- The attack site
- Native name: הפיגוע בקדומים
- Location: 32°12′32″N 35°9′43″E﻿ / ﻿32.20889°N 35.16194°E Kedumim, West Bank
- Date: March 30, 2006; 20 years ago c. 21:45 pm (UTC+2)
- Attack type: Suicide bombing
- Deaths: 4 civilians (+1 bomber)
- Perpetrator: Al-Aqsa Martyrs Brigades claimed responsibility

= Kedumim bombing =

2006 terrorist attack in the West Bank

The Kedumim bombing was a suicide bombing which occurred on May 30, 2006 in a vehicle near the Israeli settlement of Kedumim in the West Bank. Four Israeli civilians were killed in the attack.

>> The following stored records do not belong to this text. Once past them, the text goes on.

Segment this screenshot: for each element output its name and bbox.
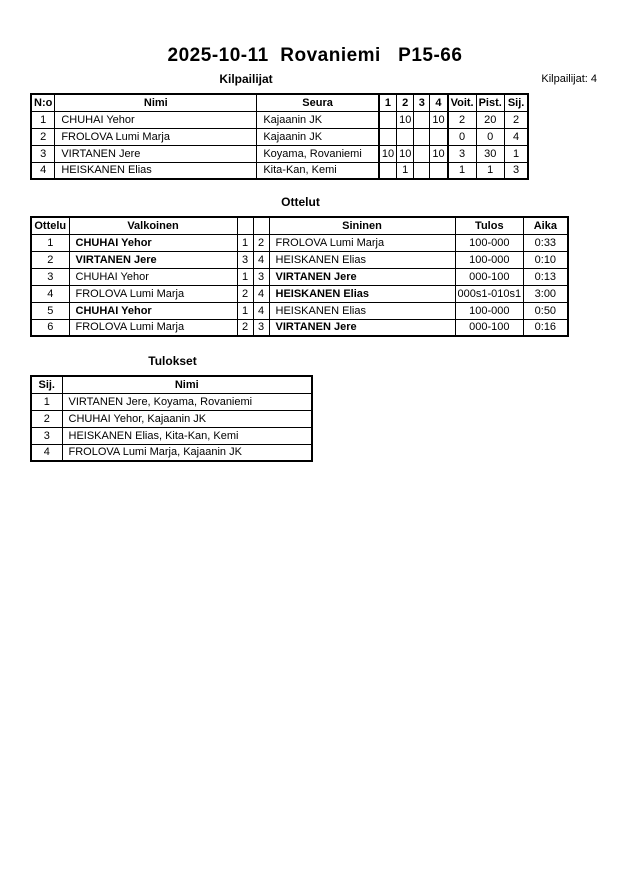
table-row: [31, 111, 528, 128]
cell-white-number: 1: [237, 302, 253, 319]
cell-nimi: CHUHAI Yehor, Kajaanin JK: [62, 410, 312, 427]
col-header-sininen: Sininen: [269, 217, 455, 234]
cell-tulos: 000-100: [455, 319, 524, 336]
cell-ottelu: 1: [31, 234, 69, 251]
table-row: [31, 162, 528, 179]
cell-blue-number: 4: [253, 285, 269, 302]
table-header-row: [31, 217, 568, 234]
cell-tulos: 100-000: [455, 234, 524, 251]
col-header-round-4: 4: [430, 94, 448, 111]
cell-sij: 1: [504, 145, 528, 162]
col-header-tulos: Tulos: [455, 217, 524, 234]
cell-round-3: [414, 162, 430, 179]
cell-ottelu: 3: [31, 268, 69, 285]
cell-no: 3: [31, 145, 55, 162]
cell-seura: Koyama, Rovaniemi: [257, 145, 379, 162]
cell-nimi: VIRTANEN Jere: [55, 145, 257, 162]
col-header-round-3: 3: [414, 94, 430, 111]
cell-no: 2: [31, 128, 55, 145]
cell-white-number: 2: [237, 319, 253, 336]
cell-pist: 0: [476, 128, 504, 145]
kilpailijat-heading: Kilpailijat: [219, 72, 273, 86]
cell-ottelu: 4: [31, 285, 69, 302]
cell-tulos: 000-100: [455, 268, 524, 285]
cell-aika: 0:13: [524, 268, 568, 285]
cell-blue-number: 4: [253, 302, 269, 319]
col-header-round-2: 2: [397, 94, 414, 111]
cell-voit: 3: [448, 145, 477, 162]
cell-aika: 0:33: [524, 234, 568, 251]
cell-voit: 1: [448, 162, 477, 179]
cell-voit: 2: [448, 111, 477, 128]
col-header-nimi: Nimi: [55, 94, 257, 111]
cell-round-2: 1: [397, 162, 414, 179]
cell-sininen: FROLOVA Lumi Marja: [269, 234, 455, 251]
col-header-ottelu: Ottelu: [31, 217, 69, 234]
cell-round-1: [379, 162, 397, 179]
cell-pist: 30: [476, 145, 504, 162]
cell-valkoinen: CHUHAI Yehor: [69, 234, 237, 251]
cell-tulos: 100-000: [455, 302, 524, 319]
cell-voit: 0: [448, 128, 477, 145]
cell-blue-number: 2: [253, 234, 269, 251]
cell-sij: 4: [31, 444, 62, 461]
cell-ottelu: 6: [31, 319, 69, 336]
cell-aika: 0:50: [524, 302, 568, 319]
cell-no: 4: [31, 162, 55, 179]
cell-sininen: VIRTANEN Jere: [269, 319, 455, 336]
cell-round-2: 10: [397, 111, 414, 128]
cell-aika: 0:16: [524, 319, 568, 336]
table-row: [31, 393, 312, 410]
cell-round-2: [397, 128, 414, 145]
ottelut-heading: Ottelut: [281, 195, 320, 209]
cell-ottelu: 2: [31, 251, 69, 268]
cell-sininen: VIRTANEN Jere: [269, 268, 455, 285]
ottelut-table: [30, 216, 569, 337]
table-row: [31, 268, 568, 285]
page-title: 2025-10-11 Rovaniemi P15-66: [167, 45, 463, 66]
kilpailijat-count: Kilpailijat: 4: [541, 73, 597, 85]
cell-nimi: VIRTANEN Jere, Koyama, Rovaniemi: [62, 393, 312, 410]
cell-seura: Kajaanin JK: [257, 111, 379, 128]
table-header-row: [31, 376, 312, 393]
cell-round-3: [414, 111, 430, 128]
cell-aika: 0:10: [524, 251, 568, 268]
table-row: [31, 128, 528, 145]
cell-nimi: FROLOVA Lumi Marja: [55, 128, 257, 145]
table-header-row: [31, 94, 528, 111]
cell-tulos: 100-000: [455, 251, 524, 268]
cell-blue-number: 4: [253, 251, 269, 268]
cell-seura: Kita-Kan, Kemi: [257, 162, 379, 179]
tulokset-heading: Tulokset: [148, 354, 197, 368]
cell-nimi: FROLOVA Lumi Marja, Kajaanin JK: [62, 444, 312, 461]
cell-round-2: 10: [397, 145, 414, 162]
cell-sij: 3: [31, 427, 62, 444]
col-header-nimi: Nimi: [62, 376, 312, 393]
col-header-pist: Pist.: [476, 94, 504, 111]
tulokset-table: [30, 375, 313, 462]
col-header-empty: [237, 217, 253, 234]
col-header-round-1: 1: [379, 94, 397, 111]
cell-round-1: 10: [379, 145, 397, 162]
col-header-aika: Aika: [524, 217, 568, 234]
cell-round-4: 10: [430, 145, 448, 162]
table-row: [31, 319, 568, 336]
cell-valkoinen: FROLOVA Lumi Marja: [69, 319, 237, 336]
cell-round-4: 10: [430, 111, 448, 128]
cell-round-4: [430, 128, 448, 145]
cell-pist: 20: [476, 111, 504, 128]
cell-sij: 2: [504, 111, 528, 128]
cell-valkoinen: VIRTANEN Jere: [69, 251, 237, 268]
table-row: [31, 410, 312, 427]
cell-white-number: 3: [237, 251, 253, 268]
cell-white-number: 2: [237, 285, 253, 302]
subheader-row: [0, 72, 630, 89]
cell-no: 1: [31, 111, 55, 128]
cell-sij: 3: [504, 162, 528, 179]
cell-sij: 2: [31, 410, 62, 427]
cell-pist: 1: [476, 162, 504, 179]
col-header-no: N:o: [31, 94, 55, 111]
kilpailijat-table: [30, 93, 529, 180]
cell-sij: 4: [504, 128, 528, 145]
table-row: [31, 234, 568, 251]
table-row: [31, 251, 568, 268]
col-header-valkoinen: Valkoinen: [69, 217, 237, 234]
col-header-sij: Sij.: [31, 376, 62, 393]
col-header-voit: Voit.: [448, 94, 477, 111]
table-row: [31, 285, 568, 302]
cell-nimi: HEISKANEN Elias: [55, 162, 257, 179]
cell-valkoinen: CHUHAI Yehor: [69, 268, 237, 285]
col-header-seura: Seura: [257, 94, 379, 111]
cell-round-1: [379, 128, 397, 145]
table-row: [31, 427, 312, 444]
table-row: [31, 302, 568, 319]
cell-round-1: [379, 111, 397, 128]
cell-sij: 1: [31, 393, 62, 410]
cell-round-3: [414, 128, 430, 145]
cell-white-number: 1: [237, 234, 253, 251]
cell-sininen: HEISKANEN Elias: [269, 251, 455, 268]
cell-sininen: HEISKANEN Elias: [269, 302, 455, 319]
cell-blue-number: 3: [253, 319, 269, 336]
cell-valkoinen: CHUHAI Yehor: [69, 302, 237, 319]
cell-valkoinen: FROLOVA Lumi Marja: [69, 285, 237, 302]
table-row: [31, 444, 312, 461]
cell-round-3: [414, 145, 430, 162]
cell-white-number: 1: [237, 268, 253, 285]
cell-aika: 3:00: [524, 285, 568, 302]
cell-nimi: CHUHAI Yehor: [55, 111, 257, 128]
col-header-sij: Sij.: [504, 94, 528, 111]
cell-ottelu: 5: [31, 302, 69, 319]
cell-seura: Kajaanin JK: [257, 128, 379, 145]
cell-blue-number: 3: [253, 268, 269, 285]
cell-nimi: HEISKANEN Elias, Kita-Kan, Kemi: [62, 427, 312, 444]
table-row: [31, 145, 528, 162]
cell-tulos: 000s1-010s1: [455, 285, 524, 302]
cell-sininen: HEISKANEN Elias: [269, 285, 455, 302]
cell-round-4: [430, 162, 448, 179]
col-header-empty: [253, 217, 269, 234]
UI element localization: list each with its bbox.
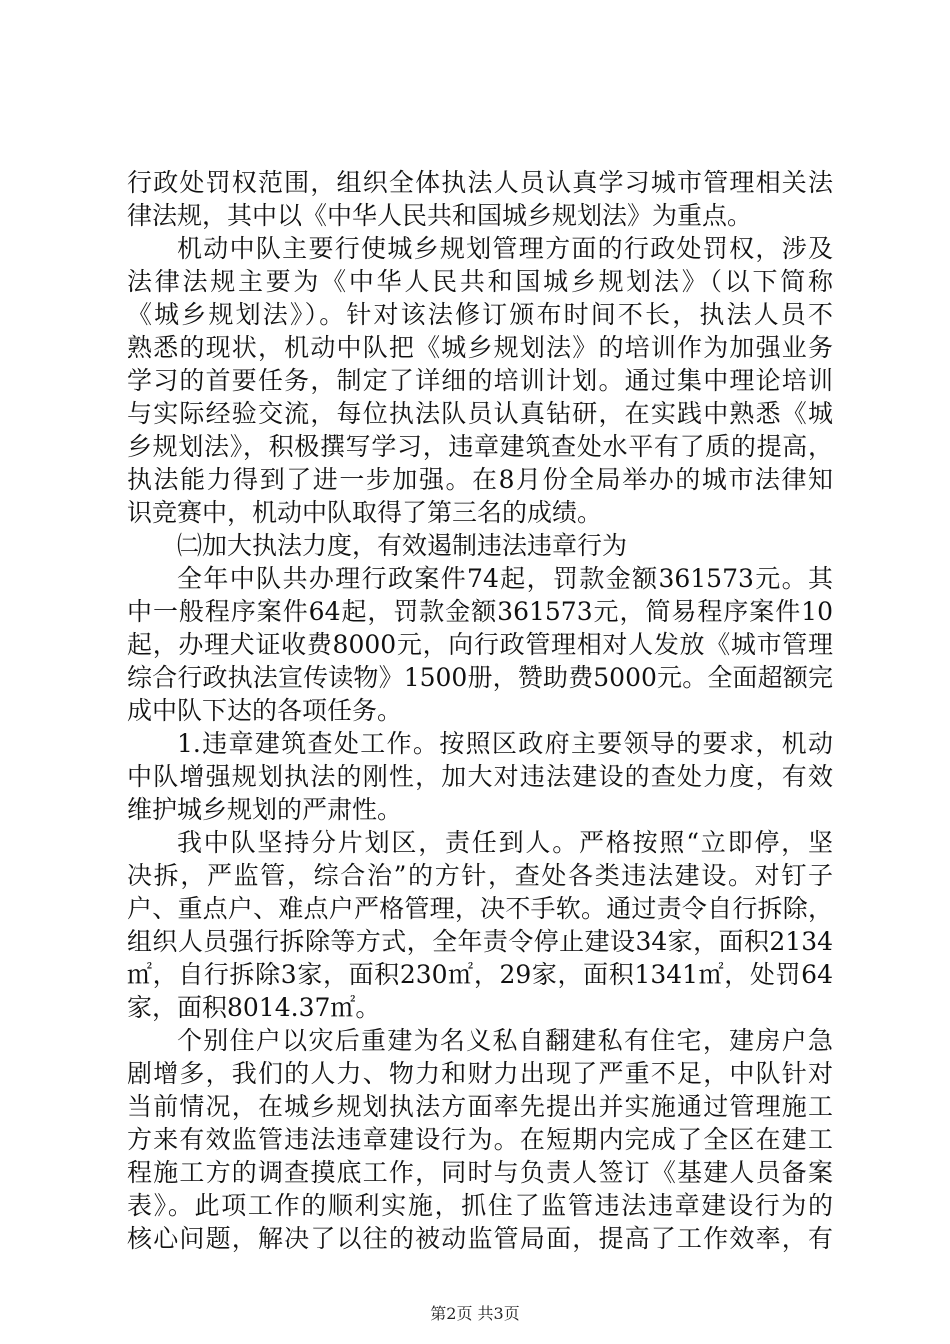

The Palestinian militant organization Al-Aqsa Martyrs Brigades claimed responsibility for the attack.

==The attack==
On Thursday, March 30, 2006, at around 21:45, a Palestinian suicide bomber, disguised as an Orthodox Jewish hitchhiker and wearing hidden explosives attached to his body, boarded an Israeli vehicle. The suicide bomber blew himself up near the entrance to the Israeli settlement Kedumim near the gas station outside of the village. The blast killed four Israeli civilians (three inside the car and another person who was near the vehicle).

== Aftermath ==
In response to the attack, Israeli warplanes destroyed a number of targets in northern Gaza that the IDF claimed were used by Palestinian terrorist organizations for launching rockets into Israel.